ITS and COLI may not be able to provide just-in-time support many professors who attempt this during popular class times. So the professor should prepare to perform setup and troubleshooting before each class period.
If you and your students are compelled to wear masks (plan on it), microphones may struggle to pick up voices for the remote students to hear. You will probably need to repeat students' classroom comments for remote students.
If students join the Zoom meeting on laptops or phones within the classroom, they need to mute their microphones and speakers or risk creating irritating feedback noise into the remote meeting.

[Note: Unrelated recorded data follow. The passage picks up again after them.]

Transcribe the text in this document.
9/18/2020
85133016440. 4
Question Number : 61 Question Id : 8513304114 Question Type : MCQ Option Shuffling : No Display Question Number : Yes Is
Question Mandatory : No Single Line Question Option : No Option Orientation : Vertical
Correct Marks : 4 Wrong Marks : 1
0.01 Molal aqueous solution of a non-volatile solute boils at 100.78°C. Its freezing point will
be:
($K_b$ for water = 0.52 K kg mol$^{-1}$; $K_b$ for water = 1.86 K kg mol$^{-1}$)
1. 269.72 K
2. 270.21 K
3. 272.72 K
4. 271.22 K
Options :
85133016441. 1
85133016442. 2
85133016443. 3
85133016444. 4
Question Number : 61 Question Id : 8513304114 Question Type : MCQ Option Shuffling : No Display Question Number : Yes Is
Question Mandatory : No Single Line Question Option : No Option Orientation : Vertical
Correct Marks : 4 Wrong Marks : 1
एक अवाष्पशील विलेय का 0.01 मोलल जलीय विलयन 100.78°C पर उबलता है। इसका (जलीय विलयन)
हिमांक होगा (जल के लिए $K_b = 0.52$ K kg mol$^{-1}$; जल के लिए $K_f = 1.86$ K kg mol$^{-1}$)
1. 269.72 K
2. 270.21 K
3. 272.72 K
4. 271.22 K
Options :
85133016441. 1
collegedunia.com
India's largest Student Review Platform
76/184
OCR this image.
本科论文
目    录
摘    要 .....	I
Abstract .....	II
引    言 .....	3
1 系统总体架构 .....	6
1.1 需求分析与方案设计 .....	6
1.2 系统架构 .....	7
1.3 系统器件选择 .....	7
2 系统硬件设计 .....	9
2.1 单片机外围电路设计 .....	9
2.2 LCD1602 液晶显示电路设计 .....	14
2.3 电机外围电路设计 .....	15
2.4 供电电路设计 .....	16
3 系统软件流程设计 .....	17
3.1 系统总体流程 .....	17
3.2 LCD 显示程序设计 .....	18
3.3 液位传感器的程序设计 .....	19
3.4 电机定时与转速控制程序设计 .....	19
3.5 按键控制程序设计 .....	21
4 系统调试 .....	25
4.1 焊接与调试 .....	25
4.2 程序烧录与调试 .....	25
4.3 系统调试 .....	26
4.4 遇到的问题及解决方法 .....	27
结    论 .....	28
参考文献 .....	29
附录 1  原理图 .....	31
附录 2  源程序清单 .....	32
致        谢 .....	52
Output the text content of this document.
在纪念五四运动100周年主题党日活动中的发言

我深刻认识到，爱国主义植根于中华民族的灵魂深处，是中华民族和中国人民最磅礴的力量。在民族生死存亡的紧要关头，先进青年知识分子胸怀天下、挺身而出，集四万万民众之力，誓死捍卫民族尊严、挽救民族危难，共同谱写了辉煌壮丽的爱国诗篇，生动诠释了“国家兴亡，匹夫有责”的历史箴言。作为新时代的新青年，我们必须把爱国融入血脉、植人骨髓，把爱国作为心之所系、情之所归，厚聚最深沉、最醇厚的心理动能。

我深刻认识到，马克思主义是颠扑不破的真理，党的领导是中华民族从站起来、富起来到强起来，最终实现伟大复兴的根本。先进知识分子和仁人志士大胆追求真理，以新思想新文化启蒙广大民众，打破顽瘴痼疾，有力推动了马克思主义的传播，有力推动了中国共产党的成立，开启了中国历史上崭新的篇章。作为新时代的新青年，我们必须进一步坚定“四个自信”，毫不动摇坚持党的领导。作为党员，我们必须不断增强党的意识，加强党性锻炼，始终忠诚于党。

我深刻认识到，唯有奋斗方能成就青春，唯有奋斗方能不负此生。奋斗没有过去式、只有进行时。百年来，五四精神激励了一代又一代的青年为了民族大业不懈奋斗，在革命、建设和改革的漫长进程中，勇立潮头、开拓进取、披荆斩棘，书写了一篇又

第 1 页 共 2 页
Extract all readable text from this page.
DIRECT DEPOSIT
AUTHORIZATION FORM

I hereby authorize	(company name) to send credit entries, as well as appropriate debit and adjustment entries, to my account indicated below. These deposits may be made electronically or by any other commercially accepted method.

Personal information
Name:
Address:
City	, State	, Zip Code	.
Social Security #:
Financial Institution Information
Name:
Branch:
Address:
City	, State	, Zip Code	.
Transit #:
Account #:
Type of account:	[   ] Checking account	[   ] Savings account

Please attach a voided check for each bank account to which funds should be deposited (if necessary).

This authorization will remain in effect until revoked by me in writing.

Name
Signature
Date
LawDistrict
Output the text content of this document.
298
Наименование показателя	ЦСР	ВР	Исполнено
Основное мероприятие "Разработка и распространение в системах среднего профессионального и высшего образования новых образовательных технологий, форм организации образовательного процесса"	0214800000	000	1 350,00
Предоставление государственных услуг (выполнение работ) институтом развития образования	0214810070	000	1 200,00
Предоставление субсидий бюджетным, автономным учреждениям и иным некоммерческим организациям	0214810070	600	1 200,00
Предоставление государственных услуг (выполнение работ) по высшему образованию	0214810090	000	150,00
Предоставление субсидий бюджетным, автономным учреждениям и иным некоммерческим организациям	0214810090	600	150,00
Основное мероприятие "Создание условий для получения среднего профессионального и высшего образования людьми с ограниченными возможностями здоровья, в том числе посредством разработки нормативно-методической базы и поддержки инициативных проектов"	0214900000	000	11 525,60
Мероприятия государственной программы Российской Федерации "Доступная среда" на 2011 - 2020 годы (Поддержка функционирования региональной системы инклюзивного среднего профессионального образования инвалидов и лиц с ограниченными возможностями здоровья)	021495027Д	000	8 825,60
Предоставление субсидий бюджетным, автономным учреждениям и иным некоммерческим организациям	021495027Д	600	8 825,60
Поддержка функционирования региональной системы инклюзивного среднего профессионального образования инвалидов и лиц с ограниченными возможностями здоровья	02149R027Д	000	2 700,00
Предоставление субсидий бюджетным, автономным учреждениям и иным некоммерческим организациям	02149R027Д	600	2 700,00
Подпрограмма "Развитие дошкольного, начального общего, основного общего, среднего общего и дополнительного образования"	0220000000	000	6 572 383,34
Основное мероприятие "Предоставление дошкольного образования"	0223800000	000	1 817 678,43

Professors may find it difficult to pay attention to the questions or engagement, generally, of the remote students, at a level equal to that of face-to-face students
For many faculty, a return to the classroom might signal a return to live lecture. Along with concerns about a synchronous-remote model for teaching, there are other considerations which may make classroom lecture less practical:
If you must divide your class roster up, such that cohorts of students attend at different times, you have a limited amount of lecture time compared to a traditional face-to-face course.
If COVID-19 surges, and you are compelled to move online, you will be forced to move away from, or record lectures anyway.
Lengthy lecture recordings can undermine student engagement. If you record lectures beforehand, it is easier to divide them into smaller videos, and integrate them with other activities that get students to act instead of just watch. Plus, you need not speak into a microphone while wearing a mask.
In the past, many faculty paralleled textbooks or other assigned reading in their lectures. This seems worthwhile, since it offers students more ways to learn the same content. But in such circumstances students may not bother taking notes, or may skip readings, so the multi-mode learning opportunity is lost.
Instead, consider if you can cut out lecture that parallels course readings, and offer classroom discussion and review opportunities (see above) that motivate students to do the reading.
In a U.S. history course aimed at freshmen and non-majors, the classroom is a place for small group discussion of special topics.